Katniss Everdeen has been struggling to survive ever since her father was blown to pieces in a mine explosion. Food is scarce in District 12, but Katniss has been able to support her mother and younger sister Prim by hunting illegally and by putting her name in the bowl for the Hunger Games more than once. When Reaping Day arrives, Katniss will wait with other district residents to see whose names are drawn from the bowl. One boy and one girl from District 12 will join boys and girls from the other 11 districts in Panem to compete in the annual Hunger Games, a fight to the death for all but one winner. This year, Prim's name has been entered in the bowl once, but Katniss knows her name is entered at least 16 times, representing the times she has had to bargain her name away in return for bread and oil to live on. As Reaping Day arrives, Katniss watches in horror as Prim's name is drawn from the bowl. She volunteers to take her sister's place, knowing that she will save her sister's life by perhaps forfeiting hers. Peeta Mellark, the baker's son, is the boy chosen to represent District 12. Peeta once did Katniss a favor, leaving her in his debt, the memory of which lives on strongly in Katniss's mind. Together, Katniss and Peeta travel to the Capitol to begin the contest of their lives, as they fight for their survival in the Hunger Games. Only one of them can return the victor. Which will it be?

'The Hunger Games' is a book readers will have a hard time putting down (and I speak from experience!). I think it's one of the best books published in 2008 and a real contender for either the Newbery or Printz award. Katniss and Peeta are unforgettable characters participating in a terrible sport created to control people in the country of Panem.
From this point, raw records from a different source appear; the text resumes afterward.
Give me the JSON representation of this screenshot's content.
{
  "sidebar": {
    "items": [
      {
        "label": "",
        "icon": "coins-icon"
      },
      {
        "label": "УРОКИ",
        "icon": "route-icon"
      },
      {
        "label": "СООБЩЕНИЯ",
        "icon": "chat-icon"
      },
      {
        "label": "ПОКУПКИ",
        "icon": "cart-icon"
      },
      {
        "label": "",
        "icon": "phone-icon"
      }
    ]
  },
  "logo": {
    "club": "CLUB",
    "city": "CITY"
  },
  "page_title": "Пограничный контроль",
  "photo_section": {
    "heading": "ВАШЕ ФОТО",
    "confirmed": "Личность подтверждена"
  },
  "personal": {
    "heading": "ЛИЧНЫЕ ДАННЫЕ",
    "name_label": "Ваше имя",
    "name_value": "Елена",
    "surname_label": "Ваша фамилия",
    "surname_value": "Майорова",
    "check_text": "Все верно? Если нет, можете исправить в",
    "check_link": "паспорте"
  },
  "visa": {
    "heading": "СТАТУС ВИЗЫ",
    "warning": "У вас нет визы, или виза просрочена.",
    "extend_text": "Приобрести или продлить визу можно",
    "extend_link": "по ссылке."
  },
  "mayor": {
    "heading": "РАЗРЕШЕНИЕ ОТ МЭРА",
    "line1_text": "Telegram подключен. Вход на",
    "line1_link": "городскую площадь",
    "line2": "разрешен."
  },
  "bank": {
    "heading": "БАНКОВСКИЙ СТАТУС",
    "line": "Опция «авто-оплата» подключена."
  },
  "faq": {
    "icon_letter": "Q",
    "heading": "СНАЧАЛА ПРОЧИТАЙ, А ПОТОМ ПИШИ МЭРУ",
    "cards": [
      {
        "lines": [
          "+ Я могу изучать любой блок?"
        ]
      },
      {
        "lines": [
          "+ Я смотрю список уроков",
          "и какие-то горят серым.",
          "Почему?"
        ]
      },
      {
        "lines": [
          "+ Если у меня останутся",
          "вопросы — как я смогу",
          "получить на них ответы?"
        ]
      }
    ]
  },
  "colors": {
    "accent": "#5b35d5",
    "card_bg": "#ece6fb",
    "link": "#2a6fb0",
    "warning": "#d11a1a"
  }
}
Issues of friendship, trust, loyalty, freedom, and governmental control make this book one perfect for discussion. The first in a trilogy, 'The Hunger Games' will leave you craving the next book in the series. Grab this one when you're looking for a book that will stay with you long after you turn the last page.

Friday, January 16, 2009

Allie Finkle's Rules for Girls: Moving Day

Written by Meg Cabot
Most enjoyed by girls in 3rd through 5th grade

Allie Finkle is 9 years old and she's moving. Her parents have decided to move the family into a fixer-upper so Allie's mom can do the home improvement projects she enjoys so much. But how could her parents make Allie leave the home she loves, her best friend, her school, and her rock collection? To Allie, the new house looks haunted, and, thanks to the advice of a new neighbor, is sure there is a zombie hand hidden in the attic just waiting to attack her. Despite the promise of a new kitten if she goes along with the move, Allie is determined to sabotage it whenever she can. But a missing 'For Sale' sign and a deadly rock collection collapse don't seem like they'll stop the big move. Will Allie's never-ending list of rules help her adjust to her new life?

Meet Allie Finkle, a fresh new voice for younger chapter book readers. Allie loves collecting rocks (geodes, as she'll quickly correct you), ballet, and baseball (except the part where you have to wait your turn, which seems to take forever). Her best friend is Mary Kay who only wants to play one game, lions, leaving Allie with rug burns on her knees. And take a look at Allie's list of rules. It's quite long and contains some interesting ones. Take, for instance, the first rule - Don't Stick a Spatula Down Your Best Friend's Throat. Now what could that be all about? Oh, and did I mention she's an animal rights activist, too? Just ask her about the turtle in the pond at the Chinese restaurant.

So, are you ready to meet Allie?

Thursday, January 15, 2009

Nothing Like a Snow Day

There really is nothing like a snow day. A day out of the regular routine that enables one to catch up on activities one is quite behind on. And this blog is one of those things I'm behind on. I haven't posted about anything in the Zion library since before Christmas. But don't let this lead you to believe I've stopped reading the great books we've got. I haven't stopped, and actually, I'm getting ready to place an order for even more good reads. So catch up with me and let's see what's on the shelves!